In fact, this geography was one of the main concerns during World War II, which became one of the ultimate targets of Nazi Germany to reach oil reserves, to make their mechanized forces to continue to operate. However, it became an isolated region during Soviet sovereignty.
May be because of this isolation or failing to integrate to the world system, this thesis might have proved to be wrong during Cold-War. Even though it was the USSR controlling Central Asia, it could not stop the dissolution of the Union. May be it was changing systems and new technologies that caused this thesis to be approved. Although railroads are still important means of transportation, with airplanes, satellites and other innovations, region’s strategic importance is not similar to conditions of the beginning of 20th century. In addition to this, all these transformations in systems have changed the tradition of war, which is something similar to the introduction of cannon. As known castles lost their importance, defense strategies have changed and feudal lords had to leave their places to strong emperors or kings.
However, even today it is hard to ignore the importance of the Heartland. The reason of scholars and experts of the region defining the situation as the New Great Game can be explained with ongoing struggle for dominance in the region. However, the actors and reasons have changed when compared with 19th century. After 9/11 the US opened new military bases in the region to be able to successful in its fight against ‘terrorism’. Moreover, thanks to the power vacuum and need for financial resources of Caspian countries, not only new states like the US, China, Iran, Turkey and the EU, but also many transnational companies appeared in the region as the new actors of this game. Hopes of finding rich and new oil and gas resources and integration of these countries to the world system are main matter of concern, as well as political interests.
Even though Russia seemed to get weaker in this geography, due to its financial and political problems, it has become one of the main actors once again in the Game during Putin’s term in the office. He succeeded to sign new agreements with the leaders of Central Asian countries in security and economic issues. One of the most striking agreements is energy and pipeline agreement between Russia and Turkmenistan, Kazakhstan and Uzbekistan. All these three countries agreed to sell oil and gas to Russia and a new gas pipeline between Turkmenistan, Kazakhstan and Russia will be built to be able to transfer the gas of which its amount would increase step by step in the future.
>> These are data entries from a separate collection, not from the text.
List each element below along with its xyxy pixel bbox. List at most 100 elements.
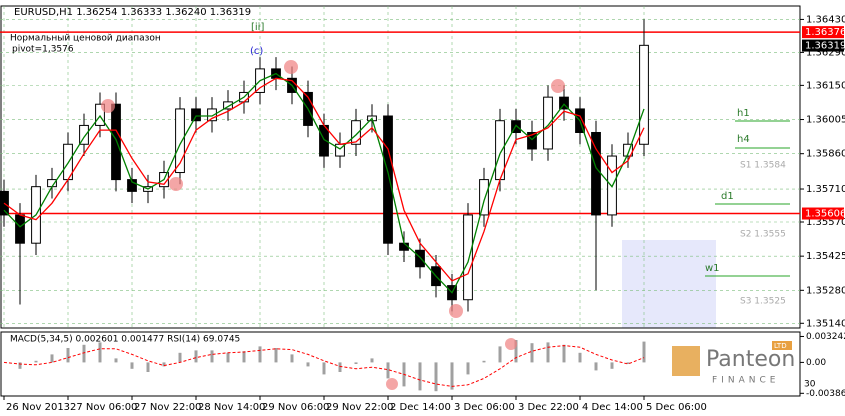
x-tick-label: 3 Dec 06:00 bbox=[454, 402, 515, 413]
candle-body bbox=[559, 96, 569, 110]
swing-marker bbox=[551, 79, 565, 93]
level-label: 1.36376 bbox=[805, 27, 845, 38]
histogram-bar bbox=[274, 348, 278, 363]
candle-body bbox=[543, 96, 553, 150]
x-tick-label: 5 Dec 06:00 bbox=[646, 402, 707, 413]
candle-body bbox=[111, 103, 121, 181]
x-tick-label: 29 Nov 22:00 bbox=[326, 402, 393, 413]
indicator-title: MACD(5,34,5) 0.002601 0.001477 RSI(14) 6… bbox=[10, 335, 240, 345]
histogram-bar bbox=[498, 346, 502, 363]
swing-marker bbox=[101, 99, 115, 113]
indicator-panel: 0.003242 0.00 -0.003863 bbox=[0, 331, 845, 399]
support-label: S3 1.3525 bbox=[740, 297, 786, 307]
candle-body bbox=[351, 120, 361, 145]
level-label: 1.35606 bbox=[805, 209, 845, 220]
wave-label: [ii] bbox=[251, 22, 264, 33]
candle-body bbox=[175, 108, 185, 174]
y-tick-label: 1.35140 bbox=[806, 318, 845, 329]
x-tick-label: 26 Nov 2013 bbox=[6, 402, 70, 413]
histogram-bar bbox=[354, 362, 358, 364]
swing-marker bbox=[449, 304, 463, 318]
candle-body bbox=[415, 249, 425, 268]
histogram-bar bbox=[66, 348, 70, 363]
histogram-bar bbox=[50, 354, 54, 363]
histogram-bar bbox=[546, 342, 550, 363]
candle-body bbox=[127, 179, 137, 192]
histogram-bar bbox=[514, 340, 518, 363]
projection-zone bbox=[622, 240, 716, 328]
price-panel: 1.36430 1.36290 1.36150 1.36005 1.35860 1.357… bbox=[0, 5, 845, 413]
swing-marker bbox=[505, 338, 517, 350]
pivot-label: w1 bbox=[705, 263, 720, 274]
candle-body bbox=[623, 143, 633, 157]
candle-body bbox=[463, 214, 473, 301]
histogram-bar bbox=[18, 362, 22, 369]
histogram-bar bbox=[482, 360, 486, 363]
histogram-bar bbox=[258, 346, 262, 363]
logo-badge-text: LTD bbox=[774, 342, 787, 350]
level-tag bbox=[802, 207, 844, 220]
histogram-bar bbox=[306, 362, 310, 367]
x-tick-label: 27 Nov 22:00 bbox=[134, 402, 201, 413]
y-tick-label: 1.36430 bbox=[806, 14, 845, 25]
histogram-bar bbox=[626, 362, 630, 364]
y-tick-label: 0.003242 bbox=[806, 332, 845, 342]
logo-icon bbox=[672, 346, 700, 376]
histogram-bar bbox=[594, 362, 598, 371]
logo-sub: FINANCE bbox=[712, 376, 779, 386]
y-tick-label: 1.35860 bbox=[806, 149, 845, 160]
y-tick-label: 1.35710 bbox=[806, 184, 845, 195]
candle-body bbox=[95, 103, 105, 126]
support-label: S1 1.3584 bbox=[740, 161, 786, 171]
histogram-bar bbox=[194, 350, 198, 363]
histogram-bar bbox=[370, 358, 374, 363]
x-tick-label: 3 Dec 22:00 bbox=[518, 402, 579, 413]
last-price-tag bbox=[802, 39, 844, 52]
y-tick-label: 0.00 bbox=[806, 358, 826, 368]
y-tick-label: -0.003863 bbox=[806, 389, 845, 399]
histogram-bar bbox=[178, 352, 182, 363]
moving-average bbox=[3, 77, 645, 282]
candle-body bbox=[223, 101, 233, 110]
histogram-bar bbox=[130, 362, 134, 369]
histogram-bar bbox=[418, 362, 422, 391]
logo-name: Panteon bbox=[706, 347, 795, 372]
histogram-bar bbox=[162, 362, 166, 367]
candle-body bbox=[191, 108, 201, 122]
logo: LTD Panteon FINANCE bbox=[672, 341, 795, 386]
candle-body bbox=[207, 108, 217, 122]
histogram-bar bbox=[290, 354, 294, 363]
candle-body bbox=[15, 214, 25, 244]
histogram-bar bbox=[146, 362, 150, 372]
swing-marker bbox=[169, 177, 183, 191]
histogram-bar bbox=[642, 341, 646, 363]
y-tick-label: 1.35425 bbox=[806, 251, 845, 262]
candle-body bbox=[383, 115, 393, 244]
x-tick-label: 27 Nov 06:00 bbox=[70, 402, 137, 413]
moving-average bbox=[3, 72, 645, 294]
x-tick-label: 29 Nov 06:00 bbox=[262, 402, 329, 413]
histogram-bar bbox=[450, 362, 454, 390]
histogram-bar bbox=[98, 342, 102, 363]
pivot-label: d1 bbox=[721, 191, 734, 202]
logo-badge bbox=[772, 341, 792, 350]
candle-body bbox=[591, 131, 601, 216]
pivot-label: h1 bbox=[737, 108, 750, 119]
support-label: S2 1.3555 bbox=[740, 230, 786, 240]
y-tick-label: 1.35570 bbox=[806, 217, 845, 228]
histogram-bar bbox=[434, 362, 438, 392]
histogram-bar bbox=[242, 351, 246, 363]
last-price-label: 1.36319 bbox=[805, 41, 845, 52]
y-tick-label: 1.35280 bbox=[806, 285, 845, 296]
histogram-bar bbox=[226, 352, 230, 363]
candle-body bbox=[79, 124, 89, 145]
sub-frame bbox=[0, 331, 801, 397]
y-tick-label: 1.36150 bbox=[806, 80, 845, 91]
x-tick-label: 2 Dec 14:00 bbox=[390, 402, 451, 413]
rsi-level-label: 30 bbox=[804, 380, 816, 390]
histogram-bar bbox=[34, 360, 38, 363]
histogram-bar bbox=[530, 343, 534, 363]
x-tick-label: 4 Dec 14:00 bbox=[582, 402, 643, 413]
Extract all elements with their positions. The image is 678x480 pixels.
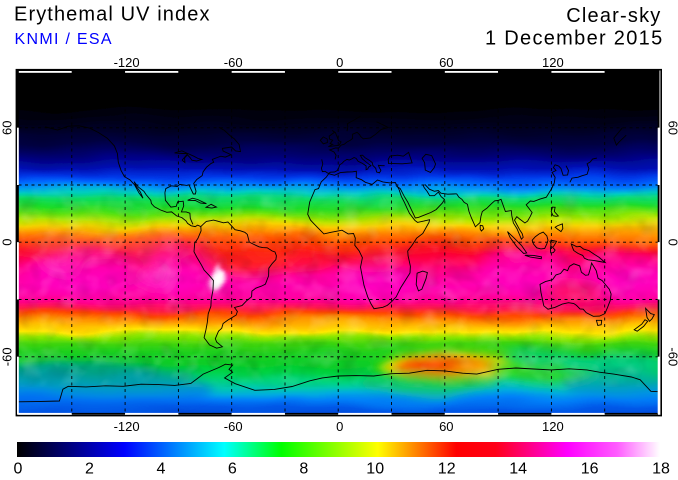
- svg-text:120: 120: [542, 55, 564, 70]
- svg-text:14: 14: [509, 461, 527, 478]
- svg-text:60: 60: [439, 55, 453, 70]
- svg-text:4: 4: [156, 461, 165, 478]
- svg-text:1 December 2015: 1 December 2015: [485, 28, 663, 50]
- svg-text:0: 0: [336, 55, 343, 70]
- svg-text:-120: -120: [114, 419, 140, 434]
- svg-text:120: 120: [542, 419, 564, 434]
- svg-text:KNMI / ESA: KNMI / ESA: [15, 31, 113, 48]
- svg-text:-60: -60: [0, 347, 15, 366]
- svg-text:60: 60: [666, 121, 678, 135]
- svg-text:-60: -60: [224, 55, 243, 70]
- svg-text:0: 0: [336, 419, 343, 434]
- svg-text:0: 0: [14, 461, 23, 478]
- svg-text:0: 0: [0, 239, 15, 246]
- svg-text:2: 2: [85, 461, 94, 478]
- svg-text:0: 0: [666, 239, 678, 246]
- svg-text:60: 60: [0, 121, 15, 135]
- svg-text:-60: -60: [666, 347, 678, 366]
- svg-text:6: 6: [228, 461, 237, 478]
- svg-text:16: 16: [581, 461, 599, 478]
- svg-text:-120: -120: [114, 55, 140, 70]
- svg-text:18: 18: [652, 461, 670, 478]
- svg-text:-60: -60: [224, 419, 243, 434]
- svg-text:Clear-sky: Clear-sky: [566, 5, 661, 27]
- svg-text:60: 60: [439, 419, 453, 434]
- svg-text:Erythemal UV index: Erythemal UV index: [14, 4, 211, 26]
- svg-text:8: 8: [299, 461, 308, 478]
- svg-text:10: 10: [366, 461, 384, 478]
- svg-text:12: 12: [438, 461, 456, 478]
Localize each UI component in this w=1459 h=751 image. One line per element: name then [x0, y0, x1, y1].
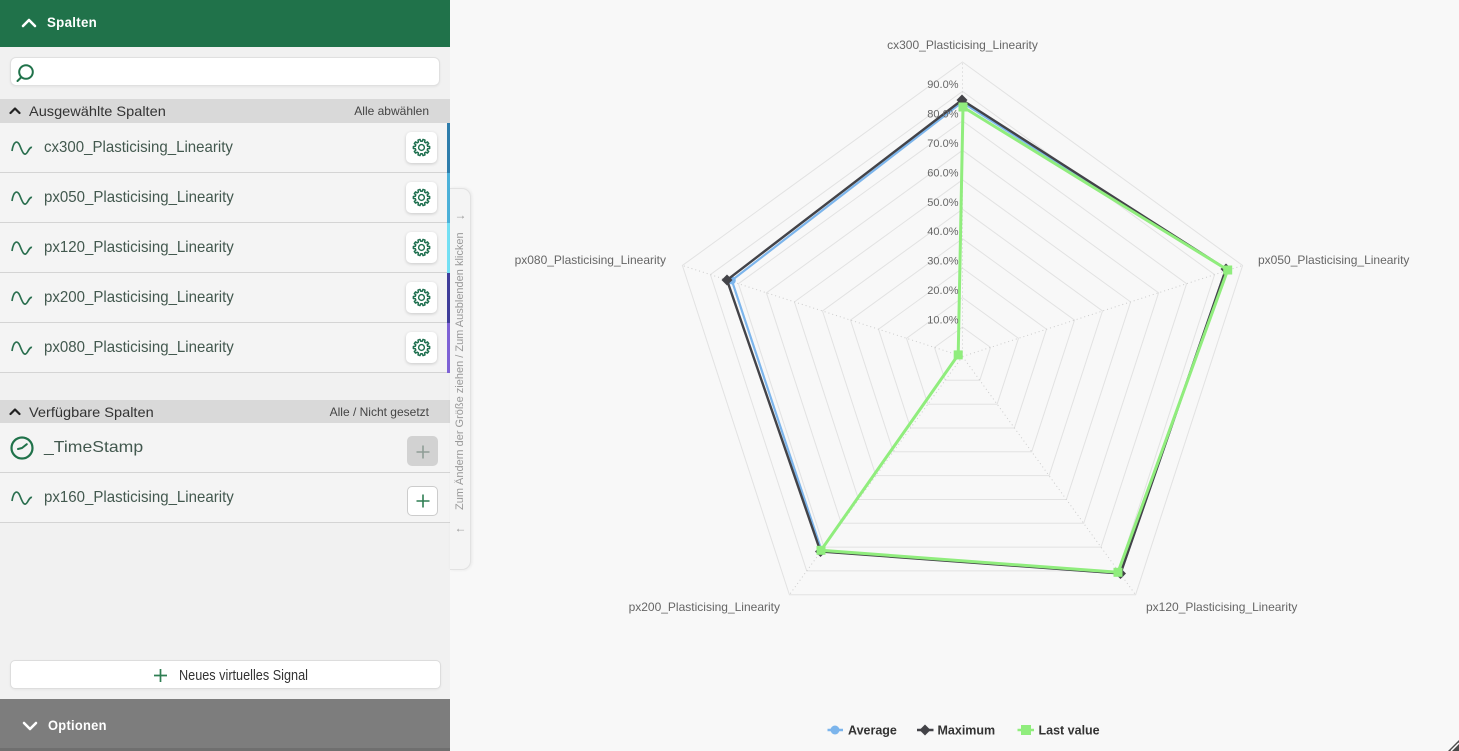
svg-text:40.0%: 40.0%	[927, 226, 958, 238]
svg-text:20.0%: 20.0%	[927, 285, 958, 297]
svg-text:90.0%: 90.0%	[927, 79, 958, 91]
svg-text:Last value: Last value	[1039, 724, 1100, 738]
svg-text:px050_Plasticising_Linearity: px050_Plasticising_Linearity	[1258, 253, 1409, 267]
svg-text:30.0%: 30.0%	[927, 256, 958, 268]
svg-text:px080_Plasticising_Linearity: px080_Plasticising_Linearity	[515, 253, 666, 267]
svg-text:80.0%: 80.0%	[927, 108, 958, 120]
svg-text:px120_Plasticising_Linearity: px120_Plasticising_Linearity	[1146, 600, 1297, 614]
svg-text:60.0%: 60.0%	[927, 167, 958, 179]
svg-text:50.0%: 50.0%	[927, 197, 958, 209]
svg-text:px200_Plasticising_Linearity: px200_Plasticising_Linearity	[629, 600, 780, 614]
svg-text:10.0%: 10.0%	[927, 315, 958, 327]
svg-text:cx300_Plasticising_Linearity: cx300_Plasticising_Linearity	[887, 38, 1038, 52]
svg-text:70.0%: 70.0%	[927, 138, 958, 150]
svg-text:Maximum: Maximum	[938, 724, 996, 738]
svg-text:Average: Average	[848, 724, 897, 738]
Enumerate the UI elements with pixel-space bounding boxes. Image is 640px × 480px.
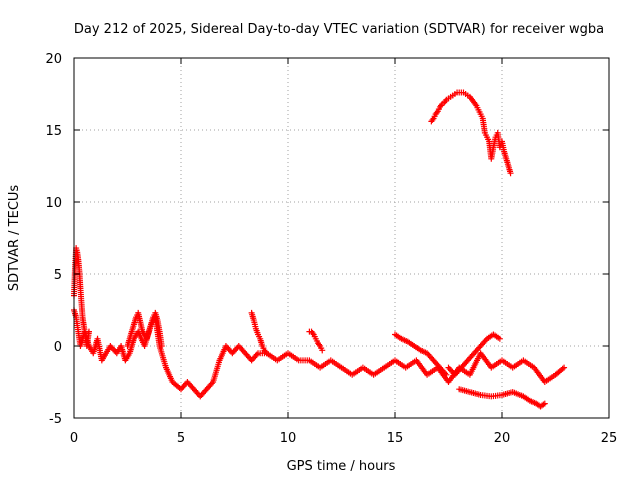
y-tick-label: 20	[45, 52, 62, 67]
x-tick-label: 15	[387, 431, 404, 446]
data-point	[158, 343, 165, 349]
data-point	[319, 347, 326, 354]
data-points	[71, 89, 568, 410]
data-point	[442, 98, 449, 105]
data-point	[496, 335, 503, 342]
data-point	[507, 170, 514, 177]
y-tick-label: -5	[49, 412, 62, 427]
y-axis-label: SDTVAR / TECUs	[7, 185, 22, 292]
y-tick-label: 5	[54, 268, 62, 283]
plot-frame	[73, 57, 610, 419]
data-point	[561, 364, 568, 371]
x-tick-label: 10	[280, 431, 297, 446]
x-tick-label: 20	[494, 431, 511, 446]
data-point	[85, 328, 92, 335]
chart-title: Day 212 of 2025, Sidereal Day-to-day VTE…	[74, 22, 604, 37]
y-axis: -5 0 5 10 15 20	[45, 52, 609, 427]
y-tick-label: 15	[45, 124, 62, 139]
x-tick-label: 0	[70, 431, 78, 446]
x-tick-label: 25	[601, 431, 618, 446]
data-point	[443, 371, 450, 378]
data-point	[263, 350, 270, 357]
x-tick-label: 5	[177, 431, 185, 446]
x-axis-label: GPS time / hours	[287, 459, 396, 474]
y-tick-label: 10	[45, 196, 62, 211]
y-tick-label: 0	[54, 340, 62, 355]
data-point	[541, 400, 548, 407]
x-axis: 0 5 10 15 20 25	[70, 58, 617, 446]
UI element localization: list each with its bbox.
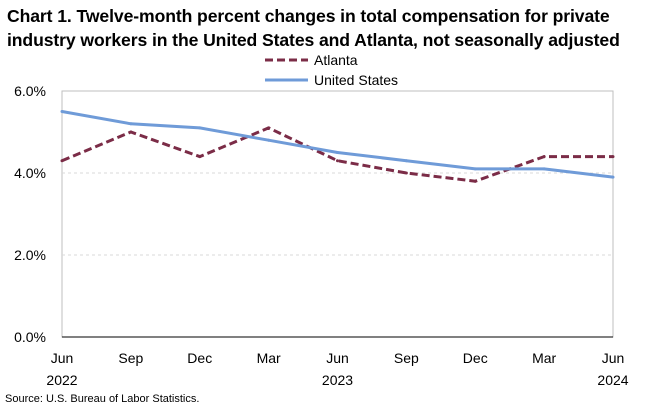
data-point xyxy=(336,151,339,154)
data-point xyxy=(611,155,615,159)
x-tick-label: Sep xyxy=(118,350,143,366)
data-point xyxy=(198,126,202,130)
x-tick-label: Jun xyxy=(51,350,74,366)
data-point xyxy=(267,138,271,142)
data-point xyxy=(336,159,339,163)
data-point xyxy=(473,167,477,171)
data-point xyxy=(611,175,615,179)
plot-area xyxy=(61,90,614,338)
data-point xyxy=(473,179,477,183)
data-point xyxy=(129,122,133,126)
data-point xyxy=(542,167,546,171)
y-tick-label: 6.0% xyxy=(14,83,46,99)
x-tick-label: Jun xyxy=(602,350,625,366)
series-line-united-states xyxy=(61,110,614,179)
data-point xyxy=(404,171,408,175)
data-point xyxy=(129,130,133,134)
data-point xyxy=(198,155,202,159)
legend-label: Atlanta xyxy=(314,52,358,68)
data-point xyxy=(542,155,546,159)
y-tick-label: 4.0% xyxy=(14,165,46,181)
data-point xyxy=(60,110,64,113)
source-note: Source: U.S. Bureau of Labor Statistics. xyxy=(5,393,199,405)
x-tick-label: Dec xyxy=(463,350,488,366)
data-point xyxy=(60,159,64,163)
x-tick-label: Dec xyxy=(187,350,212,366)
legend-label: United States xyxy=(314,72,398,88)
y-tick-label: 0.0% xyxy=(14,329,46,345)
data-point xyxy=(404,159,408,163)
y-tick-label: 2.0% xyxy=(14,247,46,263)
series-line-atlanta xyxy=(61,126,613,183)
x-tick-label: Jun xyxy=(326,350,349,366)
data-point xyxy=(267,126,271,130)
x-year-label: 2023 xyxy=(322,372,353,388)
chart-title: Chart 1. Twelve-month percent changes in… xyxy=(7,6,620,50)
x-tick-label: Mar xyxy=(257,350,281,366)
x-year-label: 2024 xyxy=(597,372,628,388)
x-year-label: 2022 xyxy=(46,372,77,388)
x-tick-label: Sep xyxy=(394,350,419,366)
x-tick-label: Mar xyxy=(532,350,556,366)
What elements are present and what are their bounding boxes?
On the other hand, China and the West are also trying to be the actors of this energy issue with new pipeline projects and agreements. However, some of these projects can be accomplished to be finalized and some of them stay as frozen ones or even failed. Before discussing all these reasons I would like to say that all these political struggles into an extent can be too exaggerated by the experts. Since, this struggle is not something sui generis only for this geography. The US, Chinese and European countries draws a pro-active profile in Africa and the Middle East. In this framework, they are making long term agreements to be able to turn the route of energy resources to their direction. One of the main reasons of this is that all these are growing and dynamic economies and they have increasing needs for raw materials and mainly oil and natural gas. When analyzed closer, the reality that energy politics cannot be designed for short term would be understood. Two pillars of energy issue can be indicated as diversity of resources as well as finding reliable, sustainable and affordable ones for long term consumption. To be able to secure your energy supply you have to follow a pro-active policy, if your energy resources are not enough to feed your needs. Moreover, as can be seen in Russian case, controlling energy and its routes would represent an advantage for a country.
The main argument here is that the struggle or the game continues among its players. In geographic sense Caspian Basin is one of the main fields of the game. However, the ones who succeed to understand the rules and system changes stand in the game while the others who cannot make necessary transformations in their instruments turns into passive players or get eliminated.